In Mission: Impossible, Ethan Hunt's team never broadcasts mission details over open channels. Every transmission is encrypted, every agent is authenticated, and the briefing self-destructs after viewing. The IMF doesn't leave sensitive operational details lying around where anyone can intercept them, because they understand that the channel matters just as much as the message.
Meanwhile, plenty of organizations are still managing their routers, switches, and firewalls over Telnet. That's the network equivalent of leaving your mission briefing taped to a bulletin board in the lobby. Anyone on the network can read it.
What Is CIS Safeguard 12.3?
Safeguard 12.3 falls under CIS Control 12: Network Infrastructure Management, and its security function is Protect. It applies to IG2 and IG3 organizations. The directive is straightforward: manage your network infrastructure securely. That means using encrypted management protocols, SSH instead of Telnet, HTTPS instead of HTTP, SNMPv3 instead of SNMPv1 or v2, and managing your configurations through version-controlled infrastructure-as-code (IaC).
Simple in concept. Surprisingly rare in practice.
Why It Matters
Network devices are high-value targets. Routers, switches, and firewalls sit at the center of your environment, they control what traffic goes where, who can reach what, and how your entire network is segmented. If an attacker gets administrative access to your network infrastructure, they can reroute traffic, disable controls, and move laterally without tripping a single alarm.
And if you're managing those devices over unencrypted protocols, you're handing attackers a free pass. Telnet sends credentials in plaintext. SNMPv1 and v2 community strings are essentially passwords transmitted in the clear. HTTP management interfaces expose everything to anyone who can intercept traffic on the wire, which, inside your own network, isn't particularly hard.
The version-controlled IaC piece matters too. When every configuration change is tracked in a repository, you have an audit trail. You can see who changed what, when, and why. And when something breaks, or when someone does something they shouldn't, you can roll back.
What To Do: Implementation Steps
- Audit your current management protocols. Inventory all network devices and document which management protocols are currently enabled. You may be surprised how many devices still have Telnet or HTTP management enabled by default.
- Enable SSH and HTTPS, disable Telnet and HTTP. For every network device, enable SSH (v2) and HTTPS for management access. Disable Telnet and HTTP. This is non-negotiable.
- Migrate to SNMPv3. If you're using SNMP for monitoring and management, move to SNMPv3, which supports authentication and encryption. Disable SNMPv1 and v2, their community strings are a known attack vector.

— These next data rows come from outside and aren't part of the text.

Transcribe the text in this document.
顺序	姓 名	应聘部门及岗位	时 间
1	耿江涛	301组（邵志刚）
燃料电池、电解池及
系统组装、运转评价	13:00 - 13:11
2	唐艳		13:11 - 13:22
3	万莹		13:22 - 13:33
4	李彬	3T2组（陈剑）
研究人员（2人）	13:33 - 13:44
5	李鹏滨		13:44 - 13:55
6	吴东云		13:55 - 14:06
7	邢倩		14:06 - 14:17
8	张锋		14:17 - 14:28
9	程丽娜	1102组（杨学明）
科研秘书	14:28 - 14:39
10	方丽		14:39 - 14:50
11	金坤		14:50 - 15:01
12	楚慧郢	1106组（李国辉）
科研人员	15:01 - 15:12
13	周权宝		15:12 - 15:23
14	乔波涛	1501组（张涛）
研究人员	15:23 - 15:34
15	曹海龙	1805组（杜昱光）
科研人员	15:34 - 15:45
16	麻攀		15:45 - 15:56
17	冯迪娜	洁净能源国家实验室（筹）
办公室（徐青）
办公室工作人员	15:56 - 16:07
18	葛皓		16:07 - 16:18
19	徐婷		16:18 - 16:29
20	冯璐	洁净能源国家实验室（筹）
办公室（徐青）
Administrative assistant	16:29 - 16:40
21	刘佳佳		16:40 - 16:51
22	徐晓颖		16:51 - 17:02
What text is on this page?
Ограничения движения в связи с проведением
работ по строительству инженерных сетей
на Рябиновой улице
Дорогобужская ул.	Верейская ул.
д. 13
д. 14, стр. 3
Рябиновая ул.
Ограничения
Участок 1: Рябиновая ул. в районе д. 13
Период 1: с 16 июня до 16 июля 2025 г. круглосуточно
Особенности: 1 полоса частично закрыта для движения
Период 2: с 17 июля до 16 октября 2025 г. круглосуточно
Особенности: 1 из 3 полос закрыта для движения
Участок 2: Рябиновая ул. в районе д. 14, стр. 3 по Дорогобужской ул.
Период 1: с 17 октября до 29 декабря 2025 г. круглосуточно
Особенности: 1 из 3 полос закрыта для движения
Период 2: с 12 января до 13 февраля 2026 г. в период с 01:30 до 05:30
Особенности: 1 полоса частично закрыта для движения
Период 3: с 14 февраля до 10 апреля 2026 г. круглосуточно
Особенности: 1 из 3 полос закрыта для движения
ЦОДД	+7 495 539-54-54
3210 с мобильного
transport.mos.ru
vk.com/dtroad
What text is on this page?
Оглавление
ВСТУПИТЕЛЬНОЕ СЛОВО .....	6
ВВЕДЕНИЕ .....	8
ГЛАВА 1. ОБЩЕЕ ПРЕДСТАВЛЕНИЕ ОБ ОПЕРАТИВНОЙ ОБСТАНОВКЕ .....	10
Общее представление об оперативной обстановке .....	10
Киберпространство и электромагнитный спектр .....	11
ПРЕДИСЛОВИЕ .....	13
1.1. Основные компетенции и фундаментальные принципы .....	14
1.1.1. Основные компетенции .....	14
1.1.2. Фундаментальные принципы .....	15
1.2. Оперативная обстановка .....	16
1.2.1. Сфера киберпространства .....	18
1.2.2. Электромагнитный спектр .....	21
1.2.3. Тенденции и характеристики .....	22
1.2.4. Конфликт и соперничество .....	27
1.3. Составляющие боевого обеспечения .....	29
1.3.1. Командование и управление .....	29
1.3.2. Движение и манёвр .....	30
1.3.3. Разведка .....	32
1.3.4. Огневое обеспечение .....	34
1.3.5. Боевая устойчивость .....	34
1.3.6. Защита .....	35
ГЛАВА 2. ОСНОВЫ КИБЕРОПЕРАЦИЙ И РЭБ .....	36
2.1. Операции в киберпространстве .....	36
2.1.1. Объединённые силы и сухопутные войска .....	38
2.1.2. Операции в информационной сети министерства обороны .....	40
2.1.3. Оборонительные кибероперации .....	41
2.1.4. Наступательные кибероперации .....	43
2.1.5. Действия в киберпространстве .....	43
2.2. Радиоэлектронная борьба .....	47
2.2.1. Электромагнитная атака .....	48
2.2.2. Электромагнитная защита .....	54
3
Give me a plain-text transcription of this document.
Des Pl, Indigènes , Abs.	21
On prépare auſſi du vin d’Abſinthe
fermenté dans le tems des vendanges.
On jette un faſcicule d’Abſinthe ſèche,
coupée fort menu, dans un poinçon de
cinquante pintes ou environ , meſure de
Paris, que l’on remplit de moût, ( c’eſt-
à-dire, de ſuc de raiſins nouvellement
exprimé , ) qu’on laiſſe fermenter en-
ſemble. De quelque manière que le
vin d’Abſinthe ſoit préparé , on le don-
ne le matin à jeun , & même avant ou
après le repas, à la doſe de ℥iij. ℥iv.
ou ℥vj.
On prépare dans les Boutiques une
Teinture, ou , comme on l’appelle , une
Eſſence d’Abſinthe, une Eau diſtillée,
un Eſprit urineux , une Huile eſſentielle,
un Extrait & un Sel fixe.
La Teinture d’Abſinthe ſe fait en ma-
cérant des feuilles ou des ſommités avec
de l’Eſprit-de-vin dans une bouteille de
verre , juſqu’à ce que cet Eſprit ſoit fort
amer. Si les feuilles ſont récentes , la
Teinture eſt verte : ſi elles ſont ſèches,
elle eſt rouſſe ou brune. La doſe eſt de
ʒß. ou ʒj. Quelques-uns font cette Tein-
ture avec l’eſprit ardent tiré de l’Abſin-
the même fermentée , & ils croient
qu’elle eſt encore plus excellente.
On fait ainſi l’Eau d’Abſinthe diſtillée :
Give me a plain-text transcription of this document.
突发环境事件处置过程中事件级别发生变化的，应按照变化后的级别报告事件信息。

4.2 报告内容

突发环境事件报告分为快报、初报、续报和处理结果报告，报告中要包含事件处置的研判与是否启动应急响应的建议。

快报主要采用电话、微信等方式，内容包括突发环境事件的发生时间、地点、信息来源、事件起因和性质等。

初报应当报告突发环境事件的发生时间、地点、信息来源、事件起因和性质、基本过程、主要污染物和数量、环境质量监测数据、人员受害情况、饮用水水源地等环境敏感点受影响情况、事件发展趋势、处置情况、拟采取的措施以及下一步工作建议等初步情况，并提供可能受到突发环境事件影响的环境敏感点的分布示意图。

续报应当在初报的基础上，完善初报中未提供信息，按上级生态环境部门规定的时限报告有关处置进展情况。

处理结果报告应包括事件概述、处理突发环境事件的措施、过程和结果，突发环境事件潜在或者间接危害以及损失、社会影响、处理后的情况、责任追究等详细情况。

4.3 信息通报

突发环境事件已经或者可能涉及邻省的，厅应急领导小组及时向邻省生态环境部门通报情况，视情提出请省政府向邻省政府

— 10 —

- Implement infrastructure-as-code for configuration management. Use tools like Ansible, Terraform, or vendor-specific automation platforms to manage network device configurations programmatically. Store those configurations in a version-controlled repository (Git is the standard).
- Require MFA for administrative access to network devices. Admin access to network infrastructure should require multi-factor authentication. Combine this with role-based access control so that only authorized personnel can make changes.
- Review and test regularly. Periodically audit your network devices to confirm that insecure protocols remain disabled and that configuration management practices are being followed. Configuration drift is real, devices get reconfigured during incidents, and those emergency changes don't always get cleaned up properly.
Final Thoughts
Ethan Hunt would never accept a mission briefing delivered over an open, unencrypted channel. Your network team shouldn't have to either. The protocols you use to manage your infrastructure aren't just a technical preference, they're a security control. Telnet and unencrypted SNMP had their day. That day is over.
Lock down your management plane. Version-control your configs. Require MFA. And if someone on your team is still reaching for Telnet out of habit, it's time for a conversation, preferably over an encrypted channel.
Free Resource: The CIS Controls are available for free at cisecurity.org. If you want to dig into Control 12 and the full implementation guidance, it's worth the read.
Have questions about where your organization stands on Safeguard 12.3? DM me, happy to talk it through.
Official CIS Control and Safeguard Text
CIS Control 12: Network Infrastructure Management
CIS Safeguard 12.3: Securely manage network infrastructure. Example implementations include version-controlled-infrastructure-as-code, and the use of secure network protocols, such as SSH and HTTPS.